Best Canadian Essays 2020 by Sarmishta Subramanian

Best Canadian Essays 2020 by Sarmishta Subramanian

Author:Sarmishta Subramanian
Language: eng
Format: epub
Publisher: Biblioasis
Published: 2020-09-22T20:26:19+00:00


Beauty Is a Method

Christina Sharpe

Beauty is not a luxury, rather it is a way of creating possibility in the space of enclosure, a radical act of subsistence, an embrace of our terribleness, a transfiguration of the given. It is a will to adorn, a proclivity for the baroque, and the love of too much.

— Saidiya Hartman, Wayward Lives, Beautiful Experiments: Intimate Histories of Social Upheaval

Words set things in motion. I’ve seen them doing it. Words set up atmospheres, electrical fields, charges. I’ve felt them doing it. Words conjure. I try not to be careless about what I utter, write, sing. I’m careful about what I give voice to.

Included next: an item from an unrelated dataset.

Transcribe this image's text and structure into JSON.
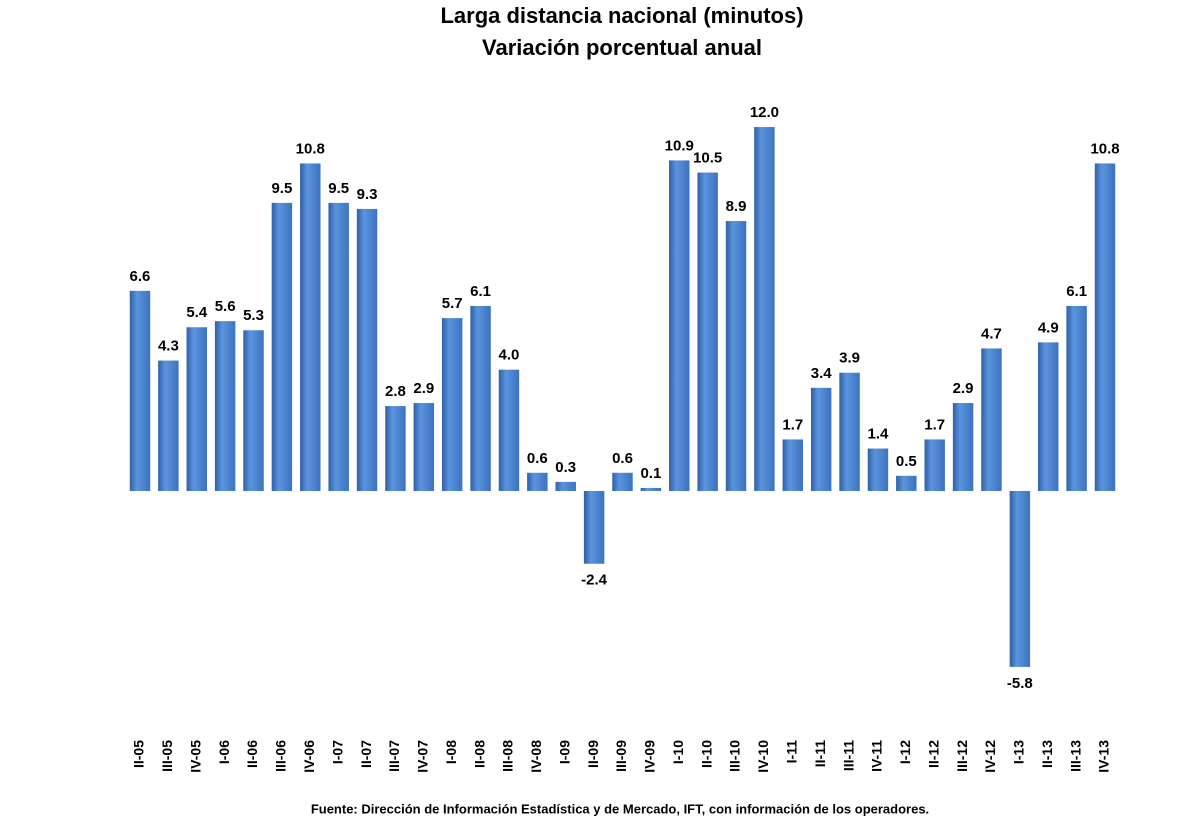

— Toni Cade Bambara, “What It Is I think I’m Doing Anyhow.”

vessel:

a container (such as a cask, bottle, kettle, cup, or bowl) for holding something

a person into whom some quality (such as grace) is infused

a watercraft bigger than a rowboat; especially: ship

a tube or canal (such as an artery) in which a body fluid is contained and conveyed or circulated

a conducting tube in the xylem of a vascular plant formed by the fusion and loss of end walls of a series of cells

More than flesh, a body—your “beat and beating heart.”*

I’ve been revisiting what beauty as a method might mean or do: what it might break open, rupture, make possible and impossible. How we might carry beauty’s knowledge with us and make new worlds.

With all of the work that my parents did to try to enter and stay in the middle class, precarity and more than precarity remained. That precarity looked and felt like winters without heat because there was no money for oil; holes in ceilings, walls, and floors from water damage that we could not afford to repair; the fears and reality of electricity and other utilities being cut for non-payment; fear of a lien being placed on the house because there was no, or not enough, money to pay property taxes. But through all that and more, my mother tried to make a small path through the wake. She brought beauty into that house in every way that she could; she worked at joy, and she made livable moments, spaces, and places in the midst of all that was unlivable there, in the town we lived in; in the schools we attended; in the violence we saw and felt inside the home while my father was living and outside it in the larger white world before, during, and after his death. Though she was not part of any organized Black movements, except in how one’s life and mind are organized by and positioned to apprehend the world through the optic of the door and antiblackness , my mother was politically and socially astute. She was attuned not only to our individual circumstances but also to those circumstances as they were an indication of, and related to, the larger antiblack world that structured all of our lives.**

We lived in a town that used and hated and feared its Black population.